Волны накатывают на скалы и разбиваются вдребезги; накатывают и разбиваются. Грудная клетка грозит дать трещину с левой стороны. Сердце – странная зверушка. Поглядеть – просто толстая мышца с несколькими трубками. Иногда мне кажется, что мое сердце сделано из резины, а жизнь растягивает его, крутит, вертит, вот оно и корчится от боли. Именно поэтому львиная доля времени, которое я провела на этой планете, наполнена болью. Наверно, лучше было бы иметь фарфоровое сердце. Чуть что – оно падает и разбивается. И не стучит больше. Все, конец. Так нет же. Мир его когтит, а оно от боли заходится, кровью истекает, но продолжает колотиться.
Сильвия нюхает цветы, чихает. Подползаю к Джонасу, устраиваюсь у него на коленях. Забираюсь на колени, как маленький ребенок. Джонас обнимает меня, я прижимаюсь щекой к его теплой шее. Не важно, в какой рай ты веришь – все равно твое время на земле рано или поздно истечет. Важно только одно: вслушиваться в шум прибоя, в крики птиц, что парят над Тихим океаном. Да, только это. А еще – чувствовать, как пульсирует под твоей щекой артерия на мальчишеской шее; а еще – вдыхать океанский воздух. Пока можешь, конечно; пока тебе позволено. Пока время не вышло.
– Джонас, – шепчу я. – Можешь ты сегодня ко мне прийти? Ночью?
Он отвечает почти без раздумий:
– Могу. Главное, предупреди Сильвию, чтоб шум не поднимала.
* * *
Я впускаю Джонаса, когда мама уже закрылась у себя в спальне. Лежим на смятых простынях. Пушистый бок спящей Сильвии ходит ходуном в изножии кровати. Сильвия похожа на пончик, щедро посыпанный сахарной пудрой. Мы с Джонасом долго не можем заснуть, возимся, по ухабистой дороге продвигаемся к умиротворению. Мы похожи на дымок над чашкой чаю – вертимся, выгибаемся, меняемся местами. Нет нам покоя.

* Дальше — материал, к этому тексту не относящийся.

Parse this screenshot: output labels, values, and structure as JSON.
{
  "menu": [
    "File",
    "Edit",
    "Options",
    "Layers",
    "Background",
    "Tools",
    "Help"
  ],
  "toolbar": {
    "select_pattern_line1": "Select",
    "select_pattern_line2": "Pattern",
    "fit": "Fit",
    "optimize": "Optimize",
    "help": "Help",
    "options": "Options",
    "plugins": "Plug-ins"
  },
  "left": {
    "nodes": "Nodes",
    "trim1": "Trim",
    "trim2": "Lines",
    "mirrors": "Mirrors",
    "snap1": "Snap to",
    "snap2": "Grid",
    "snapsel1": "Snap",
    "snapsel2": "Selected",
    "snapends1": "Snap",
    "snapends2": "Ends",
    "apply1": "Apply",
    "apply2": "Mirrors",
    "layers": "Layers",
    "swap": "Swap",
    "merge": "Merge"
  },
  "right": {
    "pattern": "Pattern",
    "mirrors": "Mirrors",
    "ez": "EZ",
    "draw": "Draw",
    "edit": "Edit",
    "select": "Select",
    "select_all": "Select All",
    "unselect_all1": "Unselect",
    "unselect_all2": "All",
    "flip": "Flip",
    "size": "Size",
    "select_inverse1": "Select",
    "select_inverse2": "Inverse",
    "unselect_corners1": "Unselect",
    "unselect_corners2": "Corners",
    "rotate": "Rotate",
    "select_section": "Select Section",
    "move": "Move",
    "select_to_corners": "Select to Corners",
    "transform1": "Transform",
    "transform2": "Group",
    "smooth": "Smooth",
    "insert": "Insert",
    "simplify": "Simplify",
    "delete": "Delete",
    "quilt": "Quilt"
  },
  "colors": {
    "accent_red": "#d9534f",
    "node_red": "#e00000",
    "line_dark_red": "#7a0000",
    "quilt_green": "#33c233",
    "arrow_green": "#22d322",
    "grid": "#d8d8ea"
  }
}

Наконец моя голова ложится ему на плечо, и я слышу, как его дыхание замедляется и губы чуть раскрываются, словно у спящего ребенка.
– Джонас, – зову я шепотом, чтобы проверить, уснул он или нет.
– Все в порядке, – отвечает Джонас, не открывая глаз, не просыпаясь. – Все в порядке.
Даже во сне он бормочет эти слова, будто столько раз произносил их, что они у него теперь – настройка по умолчанию. Сколько ему боли выпало; сколько любви хранится в его щедром сердце. Оно дало трещину, а Джонас все-таки еще шире его раскрывает, чтобы и меня тоже впустить. Наверно, ему очень больно, и дань слишком велика, и запасы не бесконечны, их уже так мало осталось.
Сонный Джонас продолжает меня обнимать. Даром что он в бессознательном состоянии – я под его защитой. Так мы лежим, и недорасписанный потолок спальни смотрит на нас.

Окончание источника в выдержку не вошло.